Thierry Fiorilli
C’est beau comme la rue des dingues (chronique)
La nuit, maintenant, de petits rais font aux jardinets, tout paisibles, comme des taches de douceur.
C’est la rue des Digues. Mais on l’appelait celle des dingues. Parce que, dès mi-décembre, le soir, c’était Disneyland. Dans tous les jardinets, à toutes les fenêtres, sur toutes les maisons. Des guirlandes aux buissons, des biches illuminées, des ampoules multicolores, des sapins qui scintillaient. Peut-être les gens s’étaient-ils accordés pour faire de la rue la plus aveuglante du quartier, ou c’était un concours, ou une rivalité. Peut-être que c’était pour faire joli, ou pour être le roi du trottoir, ou pour pas que les mômes pensent qu’on est des rabat-joie, ou qu’on va encore laisser l’enfoiré d’en face se la péter parce qu’il a un rideau d’ampoules qui change sa façade en chute d’eau bleu argent. Mais quand même, où il a dégoté ça ce salaud? C’était en tout cas un prétexte de promenade. Ou de détour. On va rue des dingues? Ouiiiiiiiiii! Et alors hop, dans un sens et dans l’autre, puisque des deux côtés c’était Versailles à Noël.
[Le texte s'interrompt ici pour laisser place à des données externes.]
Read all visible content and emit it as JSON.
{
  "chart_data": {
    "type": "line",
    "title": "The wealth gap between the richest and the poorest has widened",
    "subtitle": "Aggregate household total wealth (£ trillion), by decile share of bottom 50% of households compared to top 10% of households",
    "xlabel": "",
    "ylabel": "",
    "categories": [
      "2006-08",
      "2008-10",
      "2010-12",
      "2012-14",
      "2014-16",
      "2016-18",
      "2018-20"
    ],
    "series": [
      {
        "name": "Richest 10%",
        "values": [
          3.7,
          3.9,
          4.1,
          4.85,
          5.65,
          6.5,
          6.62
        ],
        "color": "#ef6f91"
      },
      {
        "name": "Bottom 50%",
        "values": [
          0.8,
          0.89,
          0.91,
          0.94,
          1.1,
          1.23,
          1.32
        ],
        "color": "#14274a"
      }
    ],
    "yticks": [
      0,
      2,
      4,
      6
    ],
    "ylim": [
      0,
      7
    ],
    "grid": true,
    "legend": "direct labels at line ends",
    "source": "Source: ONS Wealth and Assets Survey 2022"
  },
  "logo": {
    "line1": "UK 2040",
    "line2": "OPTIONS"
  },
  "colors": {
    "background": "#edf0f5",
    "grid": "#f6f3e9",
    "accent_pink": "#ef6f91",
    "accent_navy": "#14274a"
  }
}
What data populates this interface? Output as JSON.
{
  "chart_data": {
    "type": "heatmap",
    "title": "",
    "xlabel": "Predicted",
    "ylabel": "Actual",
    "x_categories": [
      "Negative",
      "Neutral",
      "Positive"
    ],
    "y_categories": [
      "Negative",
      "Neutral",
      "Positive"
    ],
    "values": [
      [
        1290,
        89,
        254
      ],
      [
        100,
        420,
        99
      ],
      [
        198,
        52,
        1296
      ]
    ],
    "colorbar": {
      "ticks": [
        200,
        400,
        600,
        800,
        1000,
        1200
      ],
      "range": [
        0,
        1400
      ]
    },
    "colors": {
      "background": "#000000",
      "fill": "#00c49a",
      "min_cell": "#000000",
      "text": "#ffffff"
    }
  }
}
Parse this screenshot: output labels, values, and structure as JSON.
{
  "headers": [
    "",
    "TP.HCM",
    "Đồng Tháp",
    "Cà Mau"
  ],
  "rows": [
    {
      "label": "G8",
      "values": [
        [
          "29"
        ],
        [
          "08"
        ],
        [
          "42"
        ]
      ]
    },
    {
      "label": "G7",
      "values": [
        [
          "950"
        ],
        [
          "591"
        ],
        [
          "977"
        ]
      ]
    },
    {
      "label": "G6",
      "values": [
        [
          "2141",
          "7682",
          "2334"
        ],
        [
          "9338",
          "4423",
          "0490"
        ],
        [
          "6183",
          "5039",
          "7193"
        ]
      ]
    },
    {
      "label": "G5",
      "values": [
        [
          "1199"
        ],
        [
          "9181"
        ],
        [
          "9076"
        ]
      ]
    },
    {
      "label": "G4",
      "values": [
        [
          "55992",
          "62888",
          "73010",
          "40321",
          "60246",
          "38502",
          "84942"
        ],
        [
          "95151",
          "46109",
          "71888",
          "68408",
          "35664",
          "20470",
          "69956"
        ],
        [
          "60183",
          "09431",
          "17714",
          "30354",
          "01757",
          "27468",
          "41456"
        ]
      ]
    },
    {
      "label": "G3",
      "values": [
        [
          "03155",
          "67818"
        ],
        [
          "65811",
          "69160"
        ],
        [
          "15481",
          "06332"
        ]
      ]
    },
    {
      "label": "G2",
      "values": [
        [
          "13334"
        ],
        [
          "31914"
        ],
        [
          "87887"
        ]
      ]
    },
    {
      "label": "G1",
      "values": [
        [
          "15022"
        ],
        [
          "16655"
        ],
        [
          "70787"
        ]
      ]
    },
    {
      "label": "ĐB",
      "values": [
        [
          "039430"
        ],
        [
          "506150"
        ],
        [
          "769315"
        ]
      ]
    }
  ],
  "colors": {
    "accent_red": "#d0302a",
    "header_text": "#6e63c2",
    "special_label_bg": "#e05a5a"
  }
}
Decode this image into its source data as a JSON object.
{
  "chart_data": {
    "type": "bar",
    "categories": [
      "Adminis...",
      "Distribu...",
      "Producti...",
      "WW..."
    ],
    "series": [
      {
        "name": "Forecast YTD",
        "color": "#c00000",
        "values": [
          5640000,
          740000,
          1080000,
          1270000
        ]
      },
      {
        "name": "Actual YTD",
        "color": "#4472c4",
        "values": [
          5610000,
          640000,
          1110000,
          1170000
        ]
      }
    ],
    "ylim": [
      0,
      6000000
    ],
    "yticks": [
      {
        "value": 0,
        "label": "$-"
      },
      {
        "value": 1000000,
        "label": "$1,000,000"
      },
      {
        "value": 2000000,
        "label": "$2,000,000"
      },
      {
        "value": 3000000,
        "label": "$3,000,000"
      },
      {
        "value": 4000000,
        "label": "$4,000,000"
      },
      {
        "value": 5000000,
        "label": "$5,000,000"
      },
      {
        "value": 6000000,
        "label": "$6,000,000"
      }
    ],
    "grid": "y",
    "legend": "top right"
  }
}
Derrière ces rutilances, on s’était bien donné du mal. Remonter de la cave ou descendre de la mansarde la caisse à décorations, désemmêler les fils, grimper sur l’échelle pour faire courir les trucs sur toute la corniche, accrocher les étoiles aux arbres, brancher les rallonges à l’intérieur par le soupirail, installer un générateur extérieur parfois. Qué boulot! Qu’est-ce qu’on ferait pas pour que les petits soient émerveillés, ou pour énerver le crétin du coin avec son traîneau phosphorescent, ferait mieux de retaper sa boîte aux lettres, ou parce que le comité de riverains l’a décidé à la majorité simple. Et donc c’était Holiday on Ice avec juste les tenues à paillettes, et juste pour jardins de ville. Avec des cocardes de Luna Park mais customisées fêtes de fin d’année. Et si on était pressé, mauvais choix: la bagnole, devant, elle roulait à du deux tellement le type, au volant, il en croyait pas ses yeux. Mais y va avancer ce con, tiens l’était pas là l’année dernière le renne qui clignote, là, mais alleeeez, avance!, non, là, à côté de la crèche qui crache des gerbes.
Et puis, les mômes ont grandi. Il y en a qui sont partis. Et qui n’ont pas encore d’enfants. Ou trop petits. Et les nouveaux voisins ne sont pas dans le comité. Essoufflé de toute façon, le comité. Y a plus de vote. Même plus de concours. Et puis, maintenant, on s’en fout que le fils de l’enfoiré d’en face a mis un panneau où c’est marqué « Joyeuses fêtes » avec des couleurs qui changent toutes les cinq secondes. De toute façon, la cave est trop remplie. La mansarde, trop haut. La caisse à décorations trop lourde. Marre des fils emberlificotés. Mal au dos. Crevé rien que de penser à l’échelle. Et puis, tout remballer dans un mois. Le sapin, au salon, suffira.
C’est toujours la rue des Digues, mais donc plus du tout celle des dingues. Le temps finit par engloutir jusqu’aux féeries, même artificielles. Mais, la nuit, de petits rais font aux jardinets, tout paisibles, comme des taches de douceur. Ce sont les reflets de quelques petites lumerottes posées à quelques fenêtres de quelques maisons. Et, en fait, c’est pas si mal.